Department of Cardiology, The Third Hospital of Nanchang, Nanchang, Jiangxi 330009, China.
Department of Rehabilitation Medicine, Sun Yat-Sen Memorial Hospital, Sun Yat-Sen University, Guangzhou, Guangdong 510080, China.
Pharmacol Res. 2014 Apr;82:40-50. doi: 10.1016/j.phrs.2014.03.010. Epub 2014 Apr 3.

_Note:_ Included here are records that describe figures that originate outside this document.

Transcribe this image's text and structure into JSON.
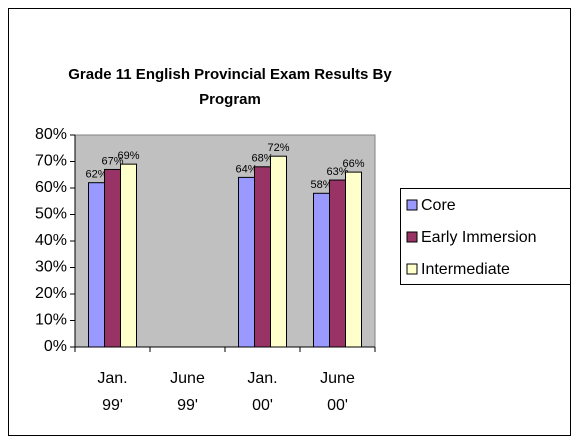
{
  "chart_data": {
    "type": "bar",
    "title": "Grade 11 English Provincial Exam Results By Program",
    "categories": [
      "Jan. 99'",
      "June 99'",
      "Jan. 00'",
      "June 00'"
    ],
    "series": [
      {
        "name": "Core",
        "color": "#9999ff",
        "values": [
          62,
          null,
          64,
          58
        ],
        "value_labels": [
          "62%",
          null,
          "64%",
          "58%"
        ]
      },
      {
        "name": "Early Immersion",
        "color": "#993366",
        "values": [
          67,
          null,
          68,
          63
        ],
        "value_labels": [
          "67%",
          null,
          "68%",
          "63%"
        ]
      },
      {
        "name": "Intermediate",
        "color": "#ffffcc",
        "values": [
          69,
          null,
          72,
          66
        ],
        "value_labels": [
          "69%",
          null,
          "72%",
          "66%"
        ]
      }
    ],
    "ylim": [
      0,
      80
    ],
    "yticks": [
      {
        "value": 0,
        "label": "0%"
      },
      {
        "value": 10,
        "label": "10%"
      },
      {
        "value": 20,
        "label": "20%"
      },
      {
        "value": 30,
        "label": "30%"
      },
      {
        "value": 40,
        "label": "40%"
      },
      {
        "value": 50,
        "label": "50%"
      },
      {
        "value": 60,
        "label": "60%"
      },
      {
        "value": 70,
        "label": "70%"
      },
      {
        "value": 80,
        "label": "80%"
      }
    ],
    "legend": "right"
  }
}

Recent evidence has suggested that cigarette smoking is associated with an increased prevalence of heart diseases. Given that cigarette smoking triggers proinflammatory response via stimulation of the capsaicin-sensitive transient receptor potential cation channel TRPV1, this study was designed to evaluate the effect of an essential α,β-unsaturated aldehyde from cigarette smoke crotonaldehyde on myocardial function and the underlying mechanism with a focus on TRPV1 and mitochondria. Cardiomyocyte mechanical and intracellular Ca2+ properties were evaluated including peak shortening (PS), maximal velocity of shortening/relengthening (±dL/dt), time-to-PS (TPS), time-to-90% relengthening (TR90), fura-2 fluorescence intensity (FFI), intracellular Ca2+ decay and SERCA activity. Apoptosis and TRPV1 were evaluated using Western blot analysis. Production of reactive oxygen species (ROS) and DNA damage were measured using the intracellular fluoroprobe 5-(6)-chloromethyl-2',7'-dichlorodihydrofluorescein diacetate and 8-hydroxy-2'-deoxyguanosine (8-OHdG), respectively. Our data revealed that crotonaldehyde interrupted cardiomyocyte contractile and intracellular Ca2+ property including depressed PS, ±dL/dt, ΔFFI and SERCA activity, as well as prolonged TR90 and intracellular Ca2+ decay. Crotonaldehyde exposure increased TRPV1 and NADPH oxidase levels, promoted apoptosis, mitochondrial injury (decreased aconitase activity, PGC-1α and UCP-2) as well as production of ROS and 8-OHdG. Interestingly, crotonaldehyde-induced cardiac defect was obliterated by the ROS scavenger glutathione and the TRPV1 inhibitor capsazepine. Capsazepine (not glutathione) ablated crotonaldehyde-induced mitochondrial damage. Capsazepine, glutathione and the NADPH inhibitor apocynin negated crotonaldehyde-induced ROS accumulation. Our data suggest a role of crotonaldehyde compromises cardiomyocyte mechanical function possibly through a TRPV1- and mitochondria-dependent oxidative stress mechanism.
最近的证据表明,吸烟与心脏病患病率的增加有关。鉴于吸烟通过刺激辣椒素敏感的瞬时受体电位阳离子通道 TRPV1 引发促炎反应,本研究旨在评估香烟烟雾中的一种必需的α,β-不饱和醛丙烯醛对心肌功能的影响及其潜在机制,重点关注 TRPV1 和线粒体。评估了包括峰值缩短(PS)、缩短/延长的最大速度(±dL/dt)、PS 时间(TPS)、90%复长时间(TR90)、荧光强度(FFI)、细胞内 Ca2+ 衰减和 SERCA 活性在内的心肌细胞机械和细胞内 Ca2+ 特性。使用 Western blot 分析评估细胞凋亡和 TRPV1。使用细胞内荧光探针 5-(6)-氯甲基-2',7'-二氯二氢荧光素二乙酸酯和 8-羟基-2'-脱氧鸟苷(8-OHdG)分别测量活性氧物种(ROS)和 DNA 损伤的产生。我们的数据显示,丙烯醛中断了心肌细胞的收缩和细胞内 Ca2+ 特性,包括 PS、±dL/dt、ΔFFI 和 SERCA 活性降低,以及 TR90 和细胞内 Ca2+ 衰减延长。丙烯醛暴露增加了 TRPV1 和 NADPH 氧化酶水平,促进了细胞凋亡、线粒体损伤(降低了乌头酸酶活性、PGC-1α 和 UCP-2)以及 ROS 和 8-OHdG 的产生。有趣的是,ROS 清除剂谷胱甘肽和 TRPV1 抑制剂辣椒素可消除丙烯醛引起的心脏缺陷。辣椒素(而非谷胱甘肽)消除了丙烯醛引起的线粒体损伤。辣椒素、谷胱甘肽和 NADPH 抑制剂阿朴肉桂醇可消除丙烯醛诱导的 ROS 积累。我们的数据表明,丙烯醛会损害心肌细胞的机械功能,可能是通过 TRPV1 和线粒体依赖的氧化应激机制。